Probability Theory
Probability is the mathematical language of uncertainty. It quantifies how likely events are to occur and provides the foundation for statistical inference, risk analysis, machine learning, and decision theory. This chapter develops the basic vocabulary and rules.
Random Experiments and Sample Spaces
A random experiment is any process whose outcome is uncertain but reproducible in principle. The set of all possible outcomes is the sample space, denoted S or Ω. A single element is a sample point; a subset is an event. Tossing a coin has sample space {H, T}; rolling a die has {1, 2, 3, 4, 5, 6}.
Axiomatic Definition
Kolmogorov's axioms define a probability measure P satisfying (1) P(A) ≥ 0 for every event A; (2) P(S) = 1; (3) countable additivity: for disjoint events A1, A2, ..., P(∪ Ai) = Σ P(Ai). All familiar rules follow from these three axioms.

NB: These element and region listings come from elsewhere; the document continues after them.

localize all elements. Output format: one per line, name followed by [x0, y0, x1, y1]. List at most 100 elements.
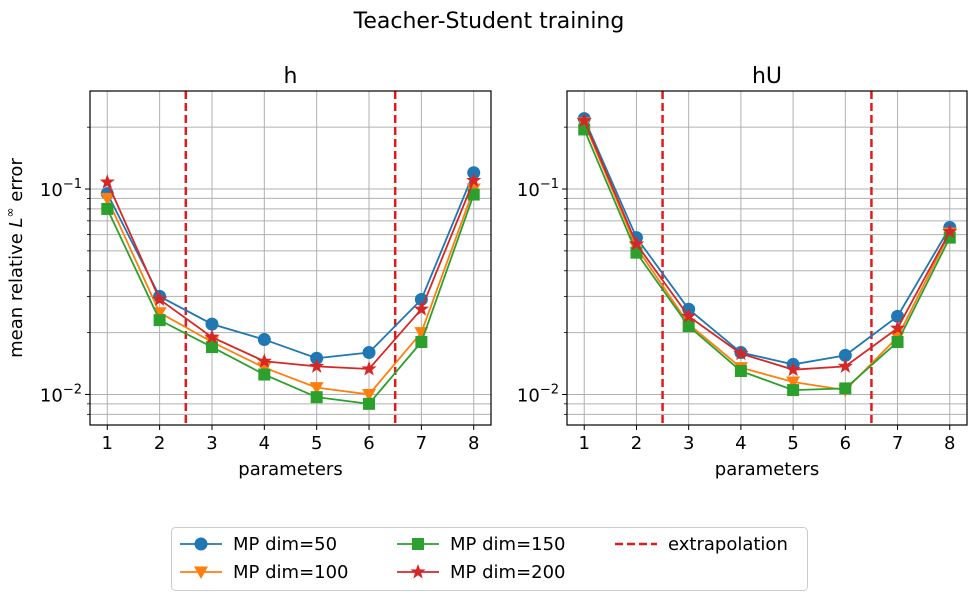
x-axis-label: parameters — [238, 459, 342, 480]
y-axis-label-prefix: mean relative — [6, 227, 27, 357]
data-point — [257, 333, 271, 347]
legend-marker — [410, 564, 426, 579]
data-point — [101, 202, 114, 215]
y-axis-label-superscript: ∞ — [3, 207, 17, 217]
legend-entry-mp-dim-50: MP dim=50 — [180, 534, 337, 555]
figure-title: Teacher-Student training — [353, 9, 625, 34]
major-gridlines — [90, 91, 491, 425]
y-tick-exponent: −2 — [63, 382, 82, 397]
legend-entry-mp-dim-150: MP dim=150 — [397, 534, 566, 555]
y-tick-base: 10 — [40, 385, 63, 406]
legend-label: MP dim=150 — [450, 534, 566, 555]
data-point — [309, 358, 325, 373]
data-point — [152, 291, 168, 306]
minor-gridlines — [90, 126, 491, 415]
data-point — [733, 345, 749, 361]
axes-frame — [566, 90, 968, 426]
series-line — [106, 172, 475, 360]
data-point — [153, 314, 166, 327]
legend-label: extrapolation — [668, 534, 788, 555]
data-point — [681, 308, 697, 323]
series-line — [106, 188, 475, 396]
x-tick-label: 2 — [154, 433, 165, 454]
x-tick-label: 5 — [787, 433, 798, 454]
data-point — [628, 235, 645, 251]
y-tick-base: 10 — [40, 180, 63, 201]
x-tick-label: 4 — [259, 433, 270, 454]
data-point — [362, 388, 377, 402]
series-mp-dim-200 — [99, 172, 482, 376]
series-mp-dim-200 — [576, 112, 958, 377]
y-tick-label: 10−2 — [40, 382, 82, 406]
y-tick-label: 10−1 — [40, 177, 82, 201]
data-point — [786, 376, 801, 389]
data-point — [256, 353, 272, 368]
minor-gridlines — [567, 126, 967, 415]
data-point — [889, 320, 906, 335]
data-point — [204, 329, 220, 344]
x-tick-label: 3 — [683, 433, 694, 454]
data-point — [630, 246, 643, 259]
y-tick-exponent: −1 — [63, 177, 82, 192]
series-line — [583, 122, 951, 392]
x-tick-label: 7 — [416, 433, 427, 454]
legend-entry-extrapolation: extrapolation — [615, 534, 788, 555]
x-tick-label: 8 — [944, 433, 955, 454]
x-tick-label: 2 — [631, 433, 642, 454]
data-point — [310, 351, 324, 365]
data-point — [891, 309, 905, 323]
y-axis-label-math: L — [6, 217, 27, 227]
y-tick-base: 10 — [517, 385, 540, 406]
series-mp-dim-150 — [101, 188, 480, 410]
x-tick-label: 6 — [840, 433, 851, 454]
legend-label: MP dim=50 — [233, 534, 337, 555]
y-axis-label-suffix: error — [6, 158, 27, 208]
y-tick-exponent: −2 — [540, 382, 559, 397]
legend: MP dim=50 MP dim=100 MP dim=150 MP dim=200 e… — [171, 527, 808, 591]
series-line — [583, 118, 951, 366]
data-point — [466, 172, 482, 187]
data-point — [100, 192, 115, 206]
data-point — [787, 384, 800, 397]
legend-frame — [171, 527, 808, 591]
data-point — [205, 341, 218, 354]
data-point — [361, 361, 377, 376]
data-point — [415, 336, 428, 349]
data-point — [942, 223, 958, 239]
legend-label: MP dim=100 — [233, 562, 349, 583]
x-tick-label: 1 — [102, 433, 113, 454]
series-line — [106, 180, 475, 370]
legend-entry-mp-dim-200: MP dim=200 — [397, 562, 566, 583]
legend-entry-mp-dim-100: MP dim=100 — [180, 562, 349, 583]
x-axis-label: parameters — [715, 459, 819, 480]
x-tick-label: 3 — [206, 433, 217, 454]
data-point — [152, 307, 167, 320]
y-tick-label: 10−2 — [517, 382, 559, 406]
series-mp-dim-150 — [578, 123, 956, 397]
y-tick-exponent: −1 — [540, 177, 559, 192]
data-point — [785, 361, 801, 377]
x-tick-label: 7 — [892, 433, 903, 454]
data-point — [362, 346, 376, 360]
data-point — [838, 348, 852, 362]
x-tick-label: 1 — [579, 433, 590, 454]
legend-marker — [412, 538, 424, 550]
legend-marker — [194, 566, 208, 579]
data-point — [99, 174, 115, 189]
y-tick-base: 10 — [517, 180, 540, 201]
data-point — [467, 188, 480, 201]
x-tick-label: 8 — [468, 433, 479, 454]
data-point — [363, 397, 376, 410]
x-tick-label: 5 — [311, 433, 322, 454]
legend-label: MP dim=200 — [450, 562, 566, 583]
data-point — [734, 365, 747, 378]
series-line — [106, 194, 475, 405]
data-point — [413, 301, 429, 316]
legend-marker — [194, 537, 208, 551]
data-point — [309, 382, 324, 395]
data-point — [839, 382, 852, 395]
x-tick-label: 6 — [363, 433, 374, 454]
y-tick-label: 10−1 — [517, 177, 559, 201]
x-tick-label: 4 — [735, 433, 746, 454]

Classical and Empirical Probability
The classical definition assumes equally likely outcomes: P(A) = (favourable cases)/(total cases). The empirical approach estimates probability by repeating the experiment and counting relative frequencies. Both align with the axiomatic framework in appropriate settings.
Addition and Complement Rules
For any events A and B, P(A ∪ B) = P(A) + P(B) − P(A ∩ B). If A and B are mutually exclusive, the intersection term vanishes. The complement rule P(Ac) = 1 − P(A) is often simpler than direct computation of P(A).
Conditional Probability
The conditional probability of A given B is P(A | B) = P(A ∩ B) / P(B), provided P(B) > 0. It models how knowledge of B's occurrence changes the probability assigned to A. Two events are independent iff P(A ∩ B) = P(A) P(B), or equivalently P(A | B) = P(A).
Multiplication Rule
The multiplication rule P(A ∩ B) = P(A) P(B | A) generalizes to n events and is the workhorse of probability trees. It is especially useful when modelling sequential experiments like drawing cards without replacement.
Total Probability and Bayes' Theorem
If {B1, B2, ..., Bn} partitions S, the law of total probability states P(A) = Σ P(A | Bi) P(Bi). Bayes' theorem inverts conditional probability: P(Bk | A) = P(A | Bk) P(Bk) / Σ P(A | Bi) P(Bi). It is central to medical diagnosis, spam filtering, and Bayesian inference.
Counting Techniques
Many probabilities reduce to counting. Permutations n! and nPr arise when order matters; combinations nCr when it does not. The multiplication principle and pigeonhole principle also find frequent use. For complicated problems, generating functions and inclusion–exclusion extend the basic toolbox.
Examples in Computing
Hash tables rely on probabilistic analysis of collisions; randomized algorithms use probability to bound running times; packet loss on networks is modelled probabilistically. Probability pervades modern computer science.
Summary
Probability theory formalizes uncertainty through sample spaces, events, and a measure satisfying Kolmogorov's axioms. Conditional probability and Bayes' theorem describe how information updates belief, while counting and independence ease calculation. Mastery of these ideas prepares the ground for random variables and statistical inference.